Personal information
- Nationality: Canada
- Born: January 12, 1993 (age 33) Châteauguay, Quebec, Canada
- Home town: Sainte-Martine, Quebec, Canada
- Height: 178 cm (5 ft 10 in)

Sport
- Sport: Fencing

Medal record
Women's fencing
Representing Canada
Pan American Games
| Silver medal – second place | 2023 Santiago | Team sabre |
| Bronze medal – third place | 2019 Lima | Team sabre |
Pan American Fencing Championships
| Silver medal – second place | 2024 Lima | Team sabre |
| Silver medal – second place | 2023 Lima | Sabre |
| Silver medal – second place | 2016 Panama City | Team sabre |
| Bronze medal – third place | 2024 Lima | Sabre |
Pan American Junior Fencing Championships
| Silver medal – second place | 2013 Ponce | Foil |

= Pamela Brind'Amour =

Canadian fencer (born 1993)

Pamela Brind'Amour (born January 12, 1993) is a Canadian fencer in the sabre discipline.
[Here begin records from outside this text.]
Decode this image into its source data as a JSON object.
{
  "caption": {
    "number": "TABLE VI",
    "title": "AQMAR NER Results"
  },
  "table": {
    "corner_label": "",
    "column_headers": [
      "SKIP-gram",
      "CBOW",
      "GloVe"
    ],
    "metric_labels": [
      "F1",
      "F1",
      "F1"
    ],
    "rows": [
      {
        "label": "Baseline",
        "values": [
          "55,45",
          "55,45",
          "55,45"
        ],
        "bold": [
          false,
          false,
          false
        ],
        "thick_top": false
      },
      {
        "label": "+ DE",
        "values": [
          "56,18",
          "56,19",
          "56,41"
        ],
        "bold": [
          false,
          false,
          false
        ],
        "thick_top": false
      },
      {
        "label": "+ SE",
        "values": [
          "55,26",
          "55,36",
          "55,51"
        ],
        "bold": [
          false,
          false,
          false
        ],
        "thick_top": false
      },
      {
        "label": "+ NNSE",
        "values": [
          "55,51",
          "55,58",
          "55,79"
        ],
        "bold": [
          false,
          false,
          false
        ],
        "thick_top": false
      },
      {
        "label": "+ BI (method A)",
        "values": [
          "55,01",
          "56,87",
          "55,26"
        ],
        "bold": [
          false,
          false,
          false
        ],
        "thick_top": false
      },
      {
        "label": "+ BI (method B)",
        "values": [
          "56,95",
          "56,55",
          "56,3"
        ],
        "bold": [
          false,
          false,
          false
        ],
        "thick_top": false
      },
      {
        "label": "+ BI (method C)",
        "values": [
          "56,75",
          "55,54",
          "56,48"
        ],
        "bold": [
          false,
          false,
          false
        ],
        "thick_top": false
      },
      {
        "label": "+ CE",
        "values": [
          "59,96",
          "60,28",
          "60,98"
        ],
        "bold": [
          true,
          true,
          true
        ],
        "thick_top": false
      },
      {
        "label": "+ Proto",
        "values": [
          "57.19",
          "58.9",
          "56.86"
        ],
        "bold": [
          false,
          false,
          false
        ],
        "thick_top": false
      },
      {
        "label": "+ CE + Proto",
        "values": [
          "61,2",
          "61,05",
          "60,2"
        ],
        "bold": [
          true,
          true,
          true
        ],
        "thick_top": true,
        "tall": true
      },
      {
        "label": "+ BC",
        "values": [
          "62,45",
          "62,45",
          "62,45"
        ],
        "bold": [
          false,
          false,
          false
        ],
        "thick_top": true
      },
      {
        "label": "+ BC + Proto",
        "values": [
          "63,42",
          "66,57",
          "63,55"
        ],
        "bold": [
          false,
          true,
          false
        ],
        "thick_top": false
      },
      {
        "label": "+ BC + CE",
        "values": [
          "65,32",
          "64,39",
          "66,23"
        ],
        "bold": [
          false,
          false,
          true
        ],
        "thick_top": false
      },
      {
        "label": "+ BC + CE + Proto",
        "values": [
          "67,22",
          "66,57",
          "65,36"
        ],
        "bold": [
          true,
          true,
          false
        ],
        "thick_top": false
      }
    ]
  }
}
Brind'Amour has won multiple medals at the Pan American level.

==Career==
Brind'Amour's first major international result came in 2013, when she won the gold medal at the Pan American Junior Fencing Championships in Ponce, Puerto Rico in the individual foil event. Brind'Amour would later switch to the sabre discipline as she felt her changes of qualifying for the Olympics in the foil discipline were low. In 2022, finished 52nd at a World Cup stop in Algeria. Brind'Amour was officially named to Canada's 2024 Olympic team in April 2024.

===Pan American Games===
Brind'Amour has competed at three Pan American Games. Brind'Amour's first appearance came at the 2015 Pan American Games in Toronto. Four years later, at the 2019 Pan American Games, Brind'Amour was part of the bronze medal-winning sabre team. At the 2023 Pan American Games in Santiago, Chile, Brind'Amour was part of the silver winning sabre team.